Recent PARP inhibitor trials have utilized reductions in PAR levels in PBMCs and tumor tissue as surrogate markers of PARP inhibitor activity and clinical pharmacodynamic endpoints – based on the initial phase 0 trial conducted by the National Cancer Institute (NCI) that utilized an immunoassay to quantify PAR. Most trials have designated reductions in PAR levels of 50–55% in PBMCs and 90–95% in tumor tissue as the threshold for assigning significance. There are several issues with this approach – firstly cells have different basal levels of PAR reflecting their relative capacity for DNA repair and unless changes in PAR levels pre- and post- PARP inhibitor administration are quantified, a low level of PAR per se may not mean a great deal. Secondly, although there is abundant data to suggest that PARP-1 activity is greater in tumor cell lines and in several tumor types including TNBC compared to healthy tissue, no correlation in PAR levels has hitherto been reported between patient tumor and PBMC samples [109–110]. At present, assessing the correlation between reductions in PAR levels in PBMCs post PARP inhibitor administration and PAR levels in tumor tissue is an area of great interest. Also of interest is assessing whether changes in PAR levels in PBMCs following ex-vivo administration of PARP inhibitor can be predictably correlated with in vivo effects and if so this approach may be utilized to screen for patients most likely to benefit from PARP inhibitor treatment and for clinical trial enrollment [111].

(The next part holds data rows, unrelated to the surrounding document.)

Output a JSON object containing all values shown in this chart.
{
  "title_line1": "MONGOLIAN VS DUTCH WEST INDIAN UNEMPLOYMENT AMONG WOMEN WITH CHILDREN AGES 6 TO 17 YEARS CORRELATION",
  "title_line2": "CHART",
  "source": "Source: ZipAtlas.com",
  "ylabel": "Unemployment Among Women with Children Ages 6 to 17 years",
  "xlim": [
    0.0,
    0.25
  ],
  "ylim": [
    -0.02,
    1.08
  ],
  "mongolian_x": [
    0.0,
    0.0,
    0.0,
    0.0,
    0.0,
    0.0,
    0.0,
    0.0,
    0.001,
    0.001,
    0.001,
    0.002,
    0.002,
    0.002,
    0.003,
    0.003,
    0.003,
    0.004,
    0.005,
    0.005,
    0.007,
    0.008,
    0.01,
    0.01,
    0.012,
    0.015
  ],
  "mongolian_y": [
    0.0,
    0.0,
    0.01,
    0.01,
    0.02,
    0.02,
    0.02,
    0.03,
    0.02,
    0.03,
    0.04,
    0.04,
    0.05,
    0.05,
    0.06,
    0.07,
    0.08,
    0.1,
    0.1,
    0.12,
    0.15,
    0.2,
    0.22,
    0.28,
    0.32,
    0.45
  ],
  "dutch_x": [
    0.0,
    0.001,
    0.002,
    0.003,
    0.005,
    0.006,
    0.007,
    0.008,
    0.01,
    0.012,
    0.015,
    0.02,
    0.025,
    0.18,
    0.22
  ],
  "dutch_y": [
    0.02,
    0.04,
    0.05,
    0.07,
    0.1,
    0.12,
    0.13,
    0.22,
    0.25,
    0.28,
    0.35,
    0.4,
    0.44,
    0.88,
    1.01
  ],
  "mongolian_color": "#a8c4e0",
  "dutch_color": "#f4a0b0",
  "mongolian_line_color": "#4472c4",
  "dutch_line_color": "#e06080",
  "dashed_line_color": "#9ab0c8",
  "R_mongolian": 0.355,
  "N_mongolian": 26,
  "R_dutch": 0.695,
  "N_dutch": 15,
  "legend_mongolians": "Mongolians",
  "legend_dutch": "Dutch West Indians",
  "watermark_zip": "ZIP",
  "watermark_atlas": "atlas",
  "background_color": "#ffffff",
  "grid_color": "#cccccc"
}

While the focus of this article is on the role of PARP inhibitors in treating malignancies, one cannot ignore the recent advances that have established neuro-protective and cardio-protective roles for PARP inhibitors. This underscores the limited understanding we have regarding the fundamentals surrounding the PARP family of enzymes. These proteins have been implicated in a wide range of cellular functions from inflammation [94], to embryonic development [95] to atherosclerosis [96]. Unanswered questions that would benefit from further clarification include the full length structure of PARP, mechanism of PARP activation, range of proteins recruited by PARP and the roles of other members of the PARP super-family. For example, recently published work has suggested that Tankyrase 1 (PARP 5a) targeting may be selectively lethal in BRCA mutated cell lines and establishes another therapeutic target that can be pursued [112].